Published: Sept. 27, 2004

MEDIA TIP SHEET

The price of oil produced in the United States, which reached a new all-time high of $50.47 a barrel on Sept. 28, won't drop back down to around $40 until at least summer 2005, according to University of Colorado at Boulder faculty member Jack Edwards.

"We may never see the $20 per barrel price of the mid-1990s again," said Edwards, an adjunct professor of geological sciences and a former chief geologist of Shell Oil. Edwards spent 37 years in the oil industry before joining the CU-Boulder faculty in 1992.

Edwards said the current predicament the United States faces is a combination of slowing domestic production, rising demand for oil from China and India, political unrest in Nigeria, Iraq, Venezuela, Russia and other areas, and also the effects of four hurricanes disrupting production in the Gulf of Mexico.

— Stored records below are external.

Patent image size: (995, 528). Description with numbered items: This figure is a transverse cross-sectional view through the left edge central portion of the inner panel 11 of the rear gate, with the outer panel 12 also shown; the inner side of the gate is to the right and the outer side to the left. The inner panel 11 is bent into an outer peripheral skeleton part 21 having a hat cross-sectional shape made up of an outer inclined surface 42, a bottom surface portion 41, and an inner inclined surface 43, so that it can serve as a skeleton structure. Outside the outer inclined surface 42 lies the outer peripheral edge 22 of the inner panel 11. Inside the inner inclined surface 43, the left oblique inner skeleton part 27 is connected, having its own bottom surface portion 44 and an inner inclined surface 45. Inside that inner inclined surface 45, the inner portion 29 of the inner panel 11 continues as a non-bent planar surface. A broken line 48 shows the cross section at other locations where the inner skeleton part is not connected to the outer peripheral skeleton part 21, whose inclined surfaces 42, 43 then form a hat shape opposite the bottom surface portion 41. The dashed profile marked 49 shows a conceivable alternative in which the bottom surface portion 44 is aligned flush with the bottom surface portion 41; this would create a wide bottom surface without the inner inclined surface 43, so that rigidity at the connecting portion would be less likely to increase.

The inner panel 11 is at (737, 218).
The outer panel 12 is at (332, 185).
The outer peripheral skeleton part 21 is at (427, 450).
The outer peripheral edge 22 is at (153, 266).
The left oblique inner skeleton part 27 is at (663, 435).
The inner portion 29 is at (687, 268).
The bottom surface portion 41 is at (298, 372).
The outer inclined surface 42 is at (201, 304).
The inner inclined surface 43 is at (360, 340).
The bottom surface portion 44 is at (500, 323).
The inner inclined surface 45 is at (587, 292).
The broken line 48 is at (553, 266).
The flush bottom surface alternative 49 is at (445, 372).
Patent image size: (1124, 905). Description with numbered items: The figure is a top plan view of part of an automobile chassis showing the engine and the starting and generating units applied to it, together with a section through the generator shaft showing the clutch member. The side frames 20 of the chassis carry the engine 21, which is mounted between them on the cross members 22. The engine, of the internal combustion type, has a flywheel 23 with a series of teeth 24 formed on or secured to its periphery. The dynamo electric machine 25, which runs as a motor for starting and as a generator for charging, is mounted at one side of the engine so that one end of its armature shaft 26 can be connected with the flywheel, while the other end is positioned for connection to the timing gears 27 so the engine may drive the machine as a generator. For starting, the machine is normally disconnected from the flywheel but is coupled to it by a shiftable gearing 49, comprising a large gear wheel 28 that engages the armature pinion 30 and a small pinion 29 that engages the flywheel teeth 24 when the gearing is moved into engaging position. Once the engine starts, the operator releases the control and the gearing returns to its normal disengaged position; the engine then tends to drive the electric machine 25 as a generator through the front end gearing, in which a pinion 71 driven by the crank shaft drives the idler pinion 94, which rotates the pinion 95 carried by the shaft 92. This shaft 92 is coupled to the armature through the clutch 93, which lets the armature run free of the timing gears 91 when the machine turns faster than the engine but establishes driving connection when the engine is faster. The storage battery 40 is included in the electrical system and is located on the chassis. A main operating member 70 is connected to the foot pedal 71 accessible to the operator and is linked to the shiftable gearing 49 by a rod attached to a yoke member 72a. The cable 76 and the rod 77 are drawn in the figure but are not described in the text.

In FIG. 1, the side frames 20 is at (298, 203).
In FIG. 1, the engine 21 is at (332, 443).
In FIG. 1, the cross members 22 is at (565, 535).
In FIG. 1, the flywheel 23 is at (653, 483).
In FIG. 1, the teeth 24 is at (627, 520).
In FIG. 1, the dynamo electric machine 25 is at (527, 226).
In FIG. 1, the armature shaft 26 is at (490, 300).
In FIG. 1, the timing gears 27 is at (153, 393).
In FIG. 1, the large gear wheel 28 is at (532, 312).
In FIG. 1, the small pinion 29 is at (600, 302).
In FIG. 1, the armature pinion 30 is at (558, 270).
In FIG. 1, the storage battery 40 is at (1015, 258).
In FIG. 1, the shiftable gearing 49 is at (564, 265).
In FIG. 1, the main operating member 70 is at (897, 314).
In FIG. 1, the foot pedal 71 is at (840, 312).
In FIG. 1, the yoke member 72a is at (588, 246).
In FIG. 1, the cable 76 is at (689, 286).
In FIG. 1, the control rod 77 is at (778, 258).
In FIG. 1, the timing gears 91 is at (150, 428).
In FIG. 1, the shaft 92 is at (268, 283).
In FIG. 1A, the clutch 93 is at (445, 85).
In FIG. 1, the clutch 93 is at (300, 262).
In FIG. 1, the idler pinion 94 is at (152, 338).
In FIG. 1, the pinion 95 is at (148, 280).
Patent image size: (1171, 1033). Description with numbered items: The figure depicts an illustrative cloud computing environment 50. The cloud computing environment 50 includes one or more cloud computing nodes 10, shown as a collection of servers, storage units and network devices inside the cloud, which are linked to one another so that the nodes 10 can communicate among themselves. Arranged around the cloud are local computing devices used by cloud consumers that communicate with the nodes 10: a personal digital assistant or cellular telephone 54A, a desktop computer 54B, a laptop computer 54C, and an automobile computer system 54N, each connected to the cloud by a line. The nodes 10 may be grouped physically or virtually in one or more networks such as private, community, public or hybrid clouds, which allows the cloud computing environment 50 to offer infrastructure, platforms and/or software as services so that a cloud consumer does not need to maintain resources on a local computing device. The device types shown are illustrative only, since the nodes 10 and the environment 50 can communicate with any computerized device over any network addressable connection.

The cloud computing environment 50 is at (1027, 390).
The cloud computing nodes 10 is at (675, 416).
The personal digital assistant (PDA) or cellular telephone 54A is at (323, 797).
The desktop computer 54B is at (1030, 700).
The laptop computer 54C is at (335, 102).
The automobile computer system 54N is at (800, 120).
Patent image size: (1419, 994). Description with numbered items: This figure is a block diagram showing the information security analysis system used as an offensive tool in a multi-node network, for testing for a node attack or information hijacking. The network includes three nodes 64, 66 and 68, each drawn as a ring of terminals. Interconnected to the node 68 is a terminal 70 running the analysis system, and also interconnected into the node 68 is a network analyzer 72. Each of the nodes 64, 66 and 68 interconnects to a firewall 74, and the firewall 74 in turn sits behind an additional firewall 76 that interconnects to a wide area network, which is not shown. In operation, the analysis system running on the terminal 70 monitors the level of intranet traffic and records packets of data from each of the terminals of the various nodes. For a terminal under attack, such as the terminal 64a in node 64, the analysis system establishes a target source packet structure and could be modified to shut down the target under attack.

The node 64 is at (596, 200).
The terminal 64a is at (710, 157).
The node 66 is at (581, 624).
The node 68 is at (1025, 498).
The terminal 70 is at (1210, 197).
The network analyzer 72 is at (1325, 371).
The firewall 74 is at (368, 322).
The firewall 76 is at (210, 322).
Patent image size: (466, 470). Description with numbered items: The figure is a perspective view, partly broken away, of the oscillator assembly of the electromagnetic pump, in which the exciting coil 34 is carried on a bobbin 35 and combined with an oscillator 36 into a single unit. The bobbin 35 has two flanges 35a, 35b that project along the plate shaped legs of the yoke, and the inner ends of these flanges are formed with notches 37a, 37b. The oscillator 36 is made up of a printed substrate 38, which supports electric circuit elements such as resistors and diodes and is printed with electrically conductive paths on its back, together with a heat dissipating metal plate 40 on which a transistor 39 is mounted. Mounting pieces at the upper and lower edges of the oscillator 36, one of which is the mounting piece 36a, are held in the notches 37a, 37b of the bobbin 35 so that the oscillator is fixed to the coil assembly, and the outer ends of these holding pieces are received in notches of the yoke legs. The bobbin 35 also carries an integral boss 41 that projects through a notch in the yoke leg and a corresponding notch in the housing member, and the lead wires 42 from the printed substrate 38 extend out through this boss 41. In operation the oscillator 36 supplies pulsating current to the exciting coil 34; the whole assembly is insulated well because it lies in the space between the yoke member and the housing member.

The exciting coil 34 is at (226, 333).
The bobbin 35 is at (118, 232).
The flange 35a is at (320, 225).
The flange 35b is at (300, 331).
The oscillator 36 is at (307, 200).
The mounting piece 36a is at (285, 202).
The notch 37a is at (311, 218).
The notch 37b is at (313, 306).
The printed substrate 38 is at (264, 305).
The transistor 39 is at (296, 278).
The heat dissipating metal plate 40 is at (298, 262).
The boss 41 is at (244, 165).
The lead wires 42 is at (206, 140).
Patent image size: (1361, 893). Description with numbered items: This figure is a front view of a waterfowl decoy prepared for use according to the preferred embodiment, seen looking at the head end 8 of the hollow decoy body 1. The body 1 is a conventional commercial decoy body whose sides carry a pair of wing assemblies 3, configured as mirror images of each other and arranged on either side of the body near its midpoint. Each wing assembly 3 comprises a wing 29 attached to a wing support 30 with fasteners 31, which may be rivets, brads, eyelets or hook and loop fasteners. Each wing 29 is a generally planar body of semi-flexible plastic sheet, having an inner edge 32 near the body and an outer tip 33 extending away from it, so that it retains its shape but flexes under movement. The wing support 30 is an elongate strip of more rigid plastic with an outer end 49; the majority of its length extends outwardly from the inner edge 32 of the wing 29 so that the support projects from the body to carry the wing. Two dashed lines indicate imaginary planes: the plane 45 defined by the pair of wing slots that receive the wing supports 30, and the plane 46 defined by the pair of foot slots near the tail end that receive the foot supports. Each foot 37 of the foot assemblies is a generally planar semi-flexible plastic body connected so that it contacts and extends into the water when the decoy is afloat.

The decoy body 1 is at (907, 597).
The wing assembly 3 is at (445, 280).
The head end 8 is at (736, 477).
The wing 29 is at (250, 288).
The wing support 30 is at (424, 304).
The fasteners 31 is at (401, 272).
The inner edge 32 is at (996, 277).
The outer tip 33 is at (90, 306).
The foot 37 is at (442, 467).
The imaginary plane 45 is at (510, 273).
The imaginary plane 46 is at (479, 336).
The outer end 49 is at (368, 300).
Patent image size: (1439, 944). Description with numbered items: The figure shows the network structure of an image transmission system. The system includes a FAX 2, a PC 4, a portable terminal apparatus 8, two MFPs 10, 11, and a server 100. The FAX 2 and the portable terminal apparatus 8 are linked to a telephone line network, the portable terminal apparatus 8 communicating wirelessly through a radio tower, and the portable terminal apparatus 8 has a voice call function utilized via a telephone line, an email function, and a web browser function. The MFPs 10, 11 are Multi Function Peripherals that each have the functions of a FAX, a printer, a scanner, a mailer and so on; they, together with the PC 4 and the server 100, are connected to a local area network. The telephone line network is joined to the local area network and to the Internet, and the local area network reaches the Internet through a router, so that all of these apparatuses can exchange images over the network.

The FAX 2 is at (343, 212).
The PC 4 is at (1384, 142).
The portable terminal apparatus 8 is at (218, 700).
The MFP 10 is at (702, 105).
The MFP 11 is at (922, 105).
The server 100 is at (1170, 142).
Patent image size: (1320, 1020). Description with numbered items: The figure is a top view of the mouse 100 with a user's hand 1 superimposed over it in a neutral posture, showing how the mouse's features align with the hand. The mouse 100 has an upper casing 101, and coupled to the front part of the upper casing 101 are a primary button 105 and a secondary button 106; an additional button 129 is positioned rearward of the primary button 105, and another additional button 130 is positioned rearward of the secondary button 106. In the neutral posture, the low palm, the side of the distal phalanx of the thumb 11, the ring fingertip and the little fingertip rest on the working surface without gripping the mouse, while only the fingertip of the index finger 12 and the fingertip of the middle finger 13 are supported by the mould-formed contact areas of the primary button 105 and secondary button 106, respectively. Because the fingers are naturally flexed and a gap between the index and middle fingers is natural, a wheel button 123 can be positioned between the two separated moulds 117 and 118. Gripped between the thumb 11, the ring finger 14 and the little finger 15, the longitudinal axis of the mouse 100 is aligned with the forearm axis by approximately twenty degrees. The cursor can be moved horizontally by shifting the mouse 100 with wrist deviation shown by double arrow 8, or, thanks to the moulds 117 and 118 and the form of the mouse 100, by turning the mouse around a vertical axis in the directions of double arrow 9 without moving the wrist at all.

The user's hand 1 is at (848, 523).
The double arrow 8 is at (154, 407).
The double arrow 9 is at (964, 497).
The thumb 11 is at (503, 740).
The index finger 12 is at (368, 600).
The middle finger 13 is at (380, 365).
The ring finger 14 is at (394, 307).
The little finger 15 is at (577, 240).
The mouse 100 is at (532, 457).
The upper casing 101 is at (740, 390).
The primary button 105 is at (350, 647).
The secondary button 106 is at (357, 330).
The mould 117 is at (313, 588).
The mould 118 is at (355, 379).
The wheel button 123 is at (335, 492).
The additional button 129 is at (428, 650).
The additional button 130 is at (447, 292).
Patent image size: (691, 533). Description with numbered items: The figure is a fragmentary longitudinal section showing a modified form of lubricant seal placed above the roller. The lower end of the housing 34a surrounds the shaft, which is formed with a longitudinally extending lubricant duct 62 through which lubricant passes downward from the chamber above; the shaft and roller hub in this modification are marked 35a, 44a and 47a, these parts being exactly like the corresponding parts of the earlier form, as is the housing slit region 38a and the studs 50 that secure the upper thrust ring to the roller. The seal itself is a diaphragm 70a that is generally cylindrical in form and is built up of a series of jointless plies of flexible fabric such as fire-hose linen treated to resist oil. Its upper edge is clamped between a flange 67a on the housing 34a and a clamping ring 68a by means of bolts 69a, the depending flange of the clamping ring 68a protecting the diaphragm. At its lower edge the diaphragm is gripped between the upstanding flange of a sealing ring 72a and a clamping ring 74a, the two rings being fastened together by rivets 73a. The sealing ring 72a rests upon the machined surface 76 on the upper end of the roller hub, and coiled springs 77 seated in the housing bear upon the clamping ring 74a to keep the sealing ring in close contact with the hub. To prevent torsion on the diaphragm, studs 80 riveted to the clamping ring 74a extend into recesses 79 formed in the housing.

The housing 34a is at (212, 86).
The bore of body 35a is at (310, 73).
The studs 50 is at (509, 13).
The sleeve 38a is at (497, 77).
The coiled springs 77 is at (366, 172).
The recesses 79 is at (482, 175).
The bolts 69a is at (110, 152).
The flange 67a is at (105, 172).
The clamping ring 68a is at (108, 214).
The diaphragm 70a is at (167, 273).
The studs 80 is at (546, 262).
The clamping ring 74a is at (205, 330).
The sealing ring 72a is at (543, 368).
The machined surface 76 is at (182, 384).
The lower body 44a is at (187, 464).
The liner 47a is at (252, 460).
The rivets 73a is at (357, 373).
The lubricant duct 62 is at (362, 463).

Drilling in the Alaska National Wildlife Refuge, an environmental and energy issue in this year's presidential election, would have little or no effect on the current situation, according to Edwards.

"Producing the resources in ANWR would make us a little less reliant on foreign oil, but it wouldn't affect the price and it wouldn't solve our looming energy crisis," he said. "ANWR isn't a quick fix, and it isn't a perfect fix, either."

Edwards predicts world oil production will peak between 2020 and 2040, and believes the United States' only way out of the fossil fuel "bear trap" is to encourage increased use of sustainable, alternative, non-polluting fuels, including nuclear, wind, solar, hydrogen, biomass and others.